BTW, David Burnfield makes an interesting point re Mt. 25:46:

“None of the sins listed in [the context of] Matt.25:46 can be considered blasphemy of the Holy Spirit.”

He quotes Mt.12:31:

“Therefore I say to you, any sin and blasphemy shall be forgiven people, but blasphemy against the Spirit shall not be forgiven.” (NASB)

And emphasizes the words “any sin and blasphemy shall be forgiven people”.

He then says “If we can believe what Christ tells us, then the ‘only’ sin that is ‘not’ forgiven is blasphemy against the Holy Spirit which obviously does not include the sins listed in Matt.25:34-44.”

Then he quotes from Jan Bonda’s book “The One Purpose of God…”:

“Verse…46, in particular, has always been cited as undeniable proof that Jesus taught eternal punishment. Yet it is clear that the sins Jesus listed in this passage do not constitute the blasphemy against the Holy Spirit. Assuming Jesus did not utter this word with the intention of contradicting what he said moments before [Matt 12:31], we must accept that the sins mentioned in this passage [Matt 25:46] will eventually be forgiven. This means, however strange it may sound to us, that this statement of Jesus about eternal punishment is not the final word for those who are condemned.”

(Patristic Universalism: An Alternative To The Traditional View of Divine Judgement, 2nd ed, 2016, by David Burnfield, p.220-1)
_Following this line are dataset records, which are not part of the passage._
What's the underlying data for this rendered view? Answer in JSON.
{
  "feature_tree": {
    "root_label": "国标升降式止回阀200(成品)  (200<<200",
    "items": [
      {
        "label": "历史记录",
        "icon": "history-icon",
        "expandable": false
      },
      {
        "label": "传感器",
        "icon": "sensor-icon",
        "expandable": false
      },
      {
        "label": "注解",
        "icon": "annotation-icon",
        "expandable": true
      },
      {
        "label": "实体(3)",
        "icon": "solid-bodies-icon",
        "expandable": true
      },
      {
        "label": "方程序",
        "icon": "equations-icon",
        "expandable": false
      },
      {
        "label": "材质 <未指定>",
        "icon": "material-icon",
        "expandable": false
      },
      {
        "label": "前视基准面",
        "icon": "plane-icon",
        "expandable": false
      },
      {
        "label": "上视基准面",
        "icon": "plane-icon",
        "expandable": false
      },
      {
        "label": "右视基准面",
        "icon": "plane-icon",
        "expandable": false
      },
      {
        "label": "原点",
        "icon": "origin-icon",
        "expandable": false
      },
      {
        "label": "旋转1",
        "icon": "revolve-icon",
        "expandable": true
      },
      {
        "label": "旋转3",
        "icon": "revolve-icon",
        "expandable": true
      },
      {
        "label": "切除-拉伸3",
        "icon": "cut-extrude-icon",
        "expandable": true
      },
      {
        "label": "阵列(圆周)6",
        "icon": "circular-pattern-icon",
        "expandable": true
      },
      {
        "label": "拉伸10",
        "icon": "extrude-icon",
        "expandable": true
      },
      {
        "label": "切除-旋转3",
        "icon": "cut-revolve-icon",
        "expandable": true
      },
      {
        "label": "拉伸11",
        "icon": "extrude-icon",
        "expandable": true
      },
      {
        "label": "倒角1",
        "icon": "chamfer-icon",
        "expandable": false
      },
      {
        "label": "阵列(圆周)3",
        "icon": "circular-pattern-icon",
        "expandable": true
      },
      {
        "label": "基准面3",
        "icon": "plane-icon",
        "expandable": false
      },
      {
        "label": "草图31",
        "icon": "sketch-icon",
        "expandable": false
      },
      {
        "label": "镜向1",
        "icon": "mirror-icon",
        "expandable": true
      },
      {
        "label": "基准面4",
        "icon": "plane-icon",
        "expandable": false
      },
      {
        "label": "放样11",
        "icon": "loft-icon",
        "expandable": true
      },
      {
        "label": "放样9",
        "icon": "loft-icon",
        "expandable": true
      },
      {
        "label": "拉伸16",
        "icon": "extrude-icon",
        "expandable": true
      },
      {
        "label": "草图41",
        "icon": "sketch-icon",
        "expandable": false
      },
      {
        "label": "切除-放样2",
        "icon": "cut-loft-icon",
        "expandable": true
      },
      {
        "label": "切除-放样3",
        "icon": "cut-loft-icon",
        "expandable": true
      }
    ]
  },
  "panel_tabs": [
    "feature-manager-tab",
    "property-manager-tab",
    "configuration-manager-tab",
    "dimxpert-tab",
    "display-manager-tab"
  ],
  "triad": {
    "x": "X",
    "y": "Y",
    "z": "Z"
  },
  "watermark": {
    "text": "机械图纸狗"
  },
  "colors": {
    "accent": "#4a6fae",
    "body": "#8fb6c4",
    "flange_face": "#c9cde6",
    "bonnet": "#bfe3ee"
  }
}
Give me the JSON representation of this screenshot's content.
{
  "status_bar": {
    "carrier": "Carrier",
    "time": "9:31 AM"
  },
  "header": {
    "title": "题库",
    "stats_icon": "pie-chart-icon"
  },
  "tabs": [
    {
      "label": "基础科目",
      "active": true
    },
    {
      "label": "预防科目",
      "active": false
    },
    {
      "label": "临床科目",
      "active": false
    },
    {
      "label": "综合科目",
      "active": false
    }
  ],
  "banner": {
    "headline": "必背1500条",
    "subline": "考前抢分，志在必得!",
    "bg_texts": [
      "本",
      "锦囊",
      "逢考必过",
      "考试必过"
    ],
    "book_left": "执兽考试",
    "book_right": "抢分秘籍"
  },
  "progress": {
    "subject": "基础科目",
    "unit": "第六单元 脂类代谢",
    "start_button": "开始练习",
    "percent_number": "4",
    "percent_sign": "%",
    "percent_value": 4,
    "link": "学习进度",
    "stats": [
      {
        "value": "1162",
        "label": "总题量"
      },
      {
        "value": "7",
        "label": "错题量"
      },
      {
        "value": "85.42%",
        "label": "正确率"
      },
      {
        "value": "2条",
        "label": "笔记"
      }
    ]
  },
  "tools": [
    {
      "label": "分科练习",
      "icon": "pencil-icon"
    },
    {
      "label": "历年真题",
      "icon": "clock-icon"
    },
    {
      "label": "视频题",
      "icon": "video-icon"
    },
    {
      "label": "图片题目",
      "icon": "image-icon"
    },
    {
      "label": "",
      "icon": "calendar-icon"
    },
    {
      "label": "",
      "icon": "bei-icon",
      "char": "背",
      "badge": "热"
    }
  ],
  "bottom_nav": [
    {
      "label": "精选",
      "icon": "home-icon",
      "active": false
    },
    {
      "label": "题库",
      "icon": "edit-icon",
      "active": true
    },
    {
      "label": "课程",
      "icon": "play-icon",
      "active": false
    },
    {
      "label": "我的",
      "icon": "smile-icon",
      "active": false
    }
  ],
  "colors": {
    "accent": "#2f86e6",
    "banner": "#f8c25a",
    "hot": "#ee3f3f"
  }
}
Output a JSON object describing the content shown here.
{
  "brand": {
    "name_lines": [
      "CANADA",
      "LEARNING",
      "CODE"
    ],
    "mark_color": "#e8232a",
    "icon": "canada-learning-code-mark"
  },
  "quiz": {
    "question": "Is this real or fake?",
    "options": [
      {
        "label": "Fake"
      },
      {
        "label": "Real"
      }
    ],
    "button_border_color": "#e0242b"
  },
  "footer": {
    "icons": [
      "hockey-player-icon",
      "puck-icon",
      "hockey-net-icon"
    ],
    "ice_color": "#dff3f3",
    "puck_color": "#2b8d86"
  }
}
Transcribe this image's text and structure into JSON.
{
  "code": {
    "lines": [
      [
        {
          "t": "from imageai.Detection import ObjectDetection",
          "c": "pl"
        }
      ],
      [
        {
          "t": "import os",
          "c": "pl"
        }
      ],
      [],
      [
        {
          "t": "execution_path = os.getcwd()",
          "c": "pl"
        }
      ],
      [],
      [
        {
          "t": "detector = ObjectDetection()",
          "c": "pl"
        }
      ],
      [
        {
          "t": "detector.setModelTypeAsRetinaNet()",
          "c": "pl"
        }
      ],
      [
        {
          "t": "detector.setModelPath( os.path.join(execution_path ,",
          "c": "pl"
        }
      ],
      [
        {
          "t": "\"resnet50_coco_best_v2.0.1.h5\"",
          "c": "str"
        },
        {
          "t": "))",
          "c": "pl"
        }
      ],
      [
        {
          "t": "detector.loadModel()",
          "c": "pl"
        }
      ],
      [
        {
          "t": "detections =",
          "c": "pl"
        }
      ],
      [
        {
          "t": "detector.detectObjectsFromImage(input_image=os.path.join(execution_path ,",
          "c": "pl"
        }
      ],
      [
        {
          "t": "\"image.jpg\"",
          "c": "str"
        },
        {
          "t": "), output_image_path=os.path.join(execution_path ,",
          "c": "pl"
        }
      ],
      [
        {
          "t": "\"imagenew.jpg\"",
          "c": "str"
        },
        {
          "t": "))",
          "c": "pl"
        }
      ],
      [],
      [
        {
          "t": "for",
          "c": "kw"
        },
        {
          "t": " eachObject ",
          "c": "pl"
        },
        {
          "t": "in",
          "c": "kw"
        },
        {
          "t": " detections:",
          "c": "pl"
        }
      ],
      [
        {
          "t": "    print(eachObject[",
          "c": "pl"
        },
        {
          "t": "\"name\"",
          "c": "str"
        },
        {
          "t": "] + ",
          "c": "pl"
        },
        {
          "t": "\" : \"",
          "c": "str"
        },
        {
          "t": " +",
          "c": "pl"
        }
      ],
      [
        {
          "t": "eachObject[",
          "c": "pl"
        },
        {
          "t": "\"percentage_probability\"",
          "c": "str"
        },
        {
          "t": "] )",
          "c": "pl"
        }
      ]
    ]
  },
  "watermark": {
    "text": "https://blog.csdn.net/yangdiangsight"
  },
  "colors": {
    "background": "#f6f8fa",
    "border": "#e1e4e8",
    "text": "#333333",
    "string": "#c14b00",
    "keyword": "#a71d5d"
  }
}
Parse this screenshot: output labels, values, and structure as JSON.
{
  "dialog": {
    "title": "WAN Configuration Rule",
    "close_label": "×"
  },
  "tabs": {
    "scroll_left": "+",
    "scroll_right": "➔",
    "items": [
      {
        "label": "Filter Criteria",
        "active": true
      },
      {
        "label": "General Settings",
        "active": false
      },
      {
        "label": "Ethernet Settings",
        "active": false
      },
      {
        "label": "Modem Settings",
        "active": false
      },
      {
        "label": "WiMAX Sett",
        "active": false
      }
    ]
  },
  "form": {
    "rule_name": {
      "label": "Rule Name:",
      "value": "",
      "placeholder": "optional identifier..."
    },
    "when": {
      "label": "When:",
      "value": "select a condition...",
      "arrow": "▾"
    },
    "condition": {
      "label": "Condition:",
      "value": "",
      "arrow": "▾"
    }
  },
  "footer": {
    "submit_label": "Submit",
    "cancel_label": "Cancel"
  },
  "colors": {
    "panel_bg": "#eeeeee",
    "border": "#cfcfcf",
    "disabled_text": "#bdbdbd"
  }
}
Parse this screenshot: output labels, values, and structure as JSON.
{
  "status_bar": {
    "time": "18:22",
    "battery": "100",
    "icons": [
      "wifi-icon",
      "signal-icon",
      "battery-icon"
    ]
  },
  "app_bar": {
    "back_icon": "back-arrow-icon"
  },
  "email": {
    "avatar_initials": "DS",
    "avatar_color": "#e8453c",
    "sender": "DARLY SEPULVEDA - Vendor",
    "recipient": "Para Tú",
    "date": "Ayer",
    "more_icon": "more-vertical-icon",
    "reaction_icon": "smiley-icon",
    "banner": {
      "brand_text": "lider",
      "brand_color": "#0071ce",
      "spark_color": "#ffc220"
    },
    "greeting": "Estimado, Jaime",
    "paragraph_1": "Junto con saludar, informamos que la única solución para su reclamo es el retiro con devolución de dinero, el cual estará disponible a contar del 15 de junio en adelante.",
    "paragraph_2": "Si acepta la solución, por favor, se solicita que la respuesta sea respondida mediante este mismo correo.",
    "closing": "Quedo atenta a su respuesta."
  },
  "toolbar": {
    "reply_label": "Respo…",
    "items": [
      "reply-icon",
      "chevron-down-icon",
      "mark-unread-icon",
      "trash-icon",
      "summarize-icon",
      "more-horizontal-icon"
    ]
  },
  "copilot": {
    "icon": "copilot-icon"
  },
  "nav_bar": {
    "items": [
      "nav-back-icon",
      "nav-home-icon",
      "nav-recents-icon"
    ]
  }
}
The aforementioned Bentley Hart translation does not use the words “eternal” or “everlasting” at Mt.25:46, but instead reads “chastening of that Age” & “life of that Age”. Many other versions do likewise, as listed here:

christianforums.com/threads … n.8039822/

christianforums.com/threads … r.8041512/


christianforums.com/threads … t.8041500/


#39

LLC said:

I would say that Jesus took care of sin in the sense that Adam caused sin. All were directly effected by Adams misdeed, and all were effected by Christ’s cross. But in my opinion, the story of Adam *fast forward *to Christ, was a historical one. You have said in the past that the gospel message is for the here and now and not the afterlife. I go a bit further and say the gospel message was about the there and then as in that specific time. :smiley:

As for the OP, I think that the BHS was a warning that was time and circumstance relative also. The very fact that there are so many really smart people on this forum and there are so many different opinions just solidifies to my mind that it was something happening at that time and place and has little or nothing to do with us.


#40

Chad, is there ANYTHING in Christianity that applies to people now? If so, what? If not, then in what sense do you profess to be a Christian? Or DO you?